Después de aprendido el truco, era sólo decirle, -aquí esta la pelota-mientras la colocaba, ¡busca!-– algún otro paseante de perro veía esto y se daba cuenta que no la podría agarrar, mirándome como diciendo –pero cómo lo obliga a este pobre animal- y quedaba pasmado cuando como una flecha salía Dana, hasta la escalera, trotaba por el borde del muro, llegaba hasta donde yo estaba, y volteaba la pelota. Increíble.
Sólo le faltaba saludar al público.
Muy contenta me la daba, yo la recompensaba con efusivas caricias y palabras adecuadas, volvía a colocarla y salía rápidamente a cumplir la orden.
Se me ocurrió el truco cuando le compre la pelotita- era la tercera que rompía-y la primera vez que se la tiré la pinchó, ésta era peor que las otras que habían durado un poco más... y ya no servía para tirarla rodando y botando lejos. Para seguir jugando con la pinchada se me ocurrió colocarla encima de algún sitio, un banco de la plaza, su respaldo, un hueco en una pared de piedra, una rama baja, siempre algo más difícil, además sólo la podía agarrar cuando yo le daba la orden. La colocaba en el lugar elegido, nos alejábamos, ella retrocediendo de mala gana y sin perder de vista la pelotita. Luego a sentarse y esperar la orden de ¡busca!, y salía disparada.
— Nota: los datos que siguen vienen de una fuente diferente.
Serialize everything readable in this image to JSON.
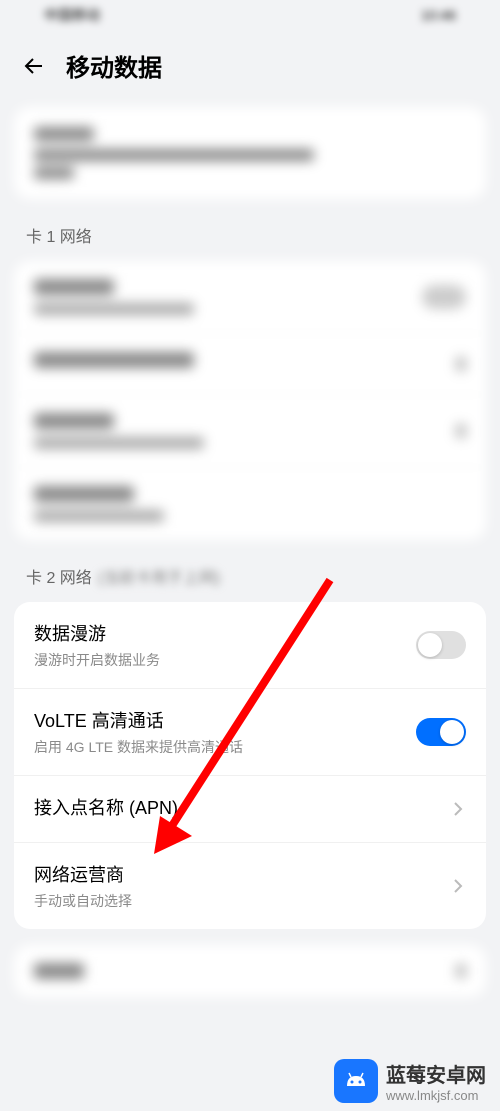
{
  "statusBar": {
    "left": "中国移动",
    "right": "10:46"
  },
  "header": {
    "title": "移动数据"
  },
  "sections": {
    "sim1": {
      "label": "卡 1 网络"
    },
    "sim2": {
      "label": "卡 2 网络",
      "items": {
        "roaming": {
          "title": "数据漫游",
          "subtitle": "漫游时开启数据业务",
          "enabled": false
        },
        "volte": {
          "title": "VoLTE 高清通话",
          "subtitle": "启用 4G LTE 数据来提供高清通话",
          "enabled": true
        },
        "apn": {
          "title": "接入点名称 (APN)"
        },
        "operator": {
          "title": "网络运营商",
          "subtitle": "手动或自动选择"
        }
      }
    }
  },
  "watermark": {
    "title": "蓝莓安卓网",
    "url": "www.lmkjsf.com"
  },
  "colors": {
    "accent": "#006fff",
    "background": "#f2f3f5",
    "arrow": "#ff0000"
  }
}
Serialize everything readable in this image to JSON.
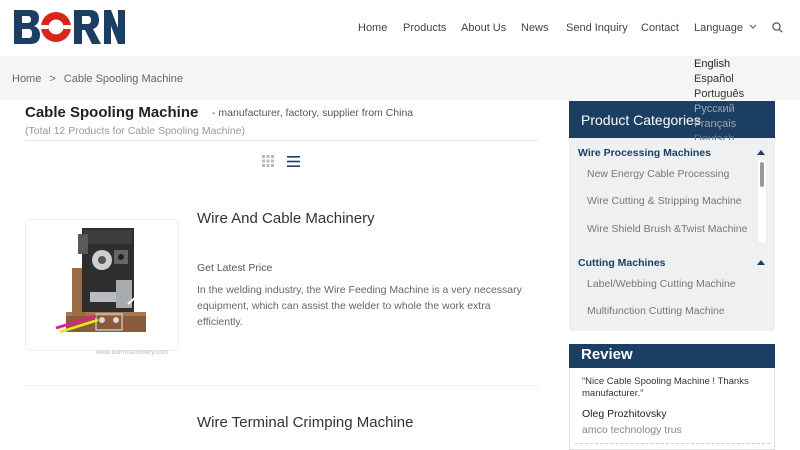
{
  "brand": {
    "logo_text": "BORN",
    "colors": {
      "navy": "#1d3e63",
      "red": "#d9251c",
      "dark_blue": "#1a3c6b"
    }
  },
  "nav": {
    "items": [
      "Home",
      "Products",
      "About Us",
      "News",
      "Send Inquiry",
      "Contact"
    ],
    "language_label": "Language",
    "language_icon": "chevron-down-icon",
    "search_icon": "search-icon"
  },
  "languages": [
    "English",
    "Español",
    "Português",
    "Русский",
    "Français",
    "Deutsch"
  ],
  "breadcrumb": {
    "home": "Home",
    "separator": ">",
    "current": "Cable Spooling Machine"
  },
  "page": {
    "title": "Cable Spooling Machine",
    "subtitle": "- manufacturer, factory, supplier from China",
    "count": "(Total 12 Products for Cable Spooling Machine)",
    "view_icons": [
      "grid-view-icon",
      "list-view-icon"
    ]
  },
  "products": [
    {
      "title": "Wire And Cable Machinery",
      "cta": "Get Latest Price",
      "description": "In the welding industry, the Wire Feeding Machine is a very necessary equipment, which can assist the welder to whole the work extra efficiently.",
      "watermark": "www.bornmachinery.com"
    },
    {
      "title": "Wire Terminal Crimping Machine"
    }
  ],
  "sidebar": {
    "categories_title": "Product Categories",
    "groups": [
      {
        "name": "Wire Processing Machines",
        "items": [
          "New Energy Cable Processing",
          "Wire Cutting & Stripping Machine",
          "Wire Shield Brush &Twist Machine"
        ]
      },
      {
        "name": "Cutting Machines",
        "items": [
          "Label/Webbing Cutting Machine",
          "Multifunction Cutting Machine"
        ]
      }
    ],
    "review_title": "Review",
    "review": {
      "quote": "“Nice Cable Spooling Machine ! Thanks manufacturer.”",
      "name": "Oleg Prozhitovsky",
      "company": "amco technology trus"
    }
  }
}
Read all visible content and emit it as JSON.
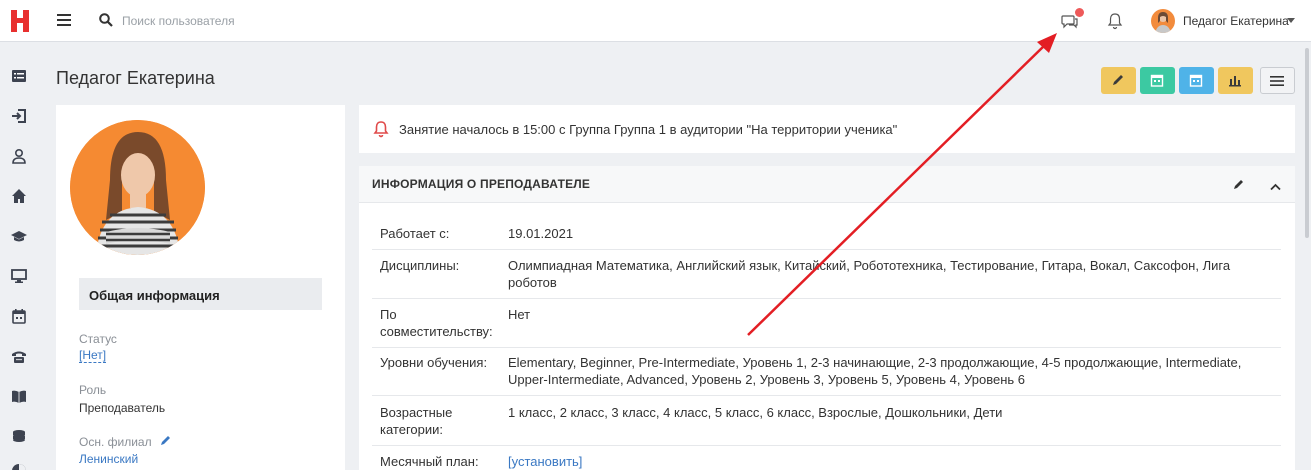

Los sábados después de dejar a Tro, volvía a casa para recibir algún cliente canino que se quedaría hasta el domingo por la noche.
Trato personalizado especial. Me lo traían y lo venían a buscar, con su comida balanceada, sus platos, su mantita y hasta algún juguete. A veces seguían un tratamiento y debía darle ciertas medicinas. Sus dueños encantados con esta atención casera, pues tenían malas experiencias cuando los dejaron en algún establecimiento que pretendían ser eficaces, pero que en dos días los perros no paraban de ladrar, hasta quedar afónicos, no comían ni bebían, y volvían asustados, temerosos y sólo querían echarse en su rincón preferido y dormir.

Así conocí a Roko.
Fue un cliente de fin de semana. Me lo dejó David, con quién a la larga nos unió una buena amistad. Un perro consiguió que dos hombres se hicieran amigos.
En cuanto nos vimos hubo un entendimiento inmediato, me imagino que le gusté olfativamente- ¿Olería un poco a Dana o a Tro?- ¿Aceptación inmediata como jefe de la manada?-, hubo una especie de amor a primera vista, o a primer olfato, para él, y pensé que llegado el caso- me podría quedar con ese perro.
Bueno, también lo pensaba de Dana o de Tro, en principio por ser grandes...aunque sabía que no me podía dar el lujo de tener mi propio perro. Tenía proyectos de viajar a corto plazo, y entonces, ¿Dónde lo dejaría?.¿Qué sería de él?
El fin de semana nos conocimos mas profundamente, hacia la noche coloqué su mantita al lado de mi cama, y después de acomodarla a su gusto con varias vueltas se acurrucó, dispuesto a dormir. Quedamos muy conformes uno y otro.
No ladraba por cualquier cosa, apenas gruñía si notaba que yo me inquietaba, condición indispensable para conquistarme. En la calle era la atracción sobretodo de las mujeres-, cosa que me permitía decirles en broma -¿Qué pasa, las caricias sólo para él?- No había una que no se parase a acariciarlo, preguntar su nombre, raza o edad y él, después de lamerle la mano, trataba de olfatear para conocerla mejor... en el lugar... mas adecuado, lo que provocaba risas... yo le reñía por su atrevimiento... y me disculpaba por él, diciéndole que los perros tienen el olfato mas desarrollado... que nosotros, lo que nosotros vemos, ellos lo olfatean mejor... -al final me hacía un lío- pues ven sólo en blanco y negro, -les decía- y seguramente olerán en colores... A esa altura Roko ya trataba de subirse y lamerle la cara...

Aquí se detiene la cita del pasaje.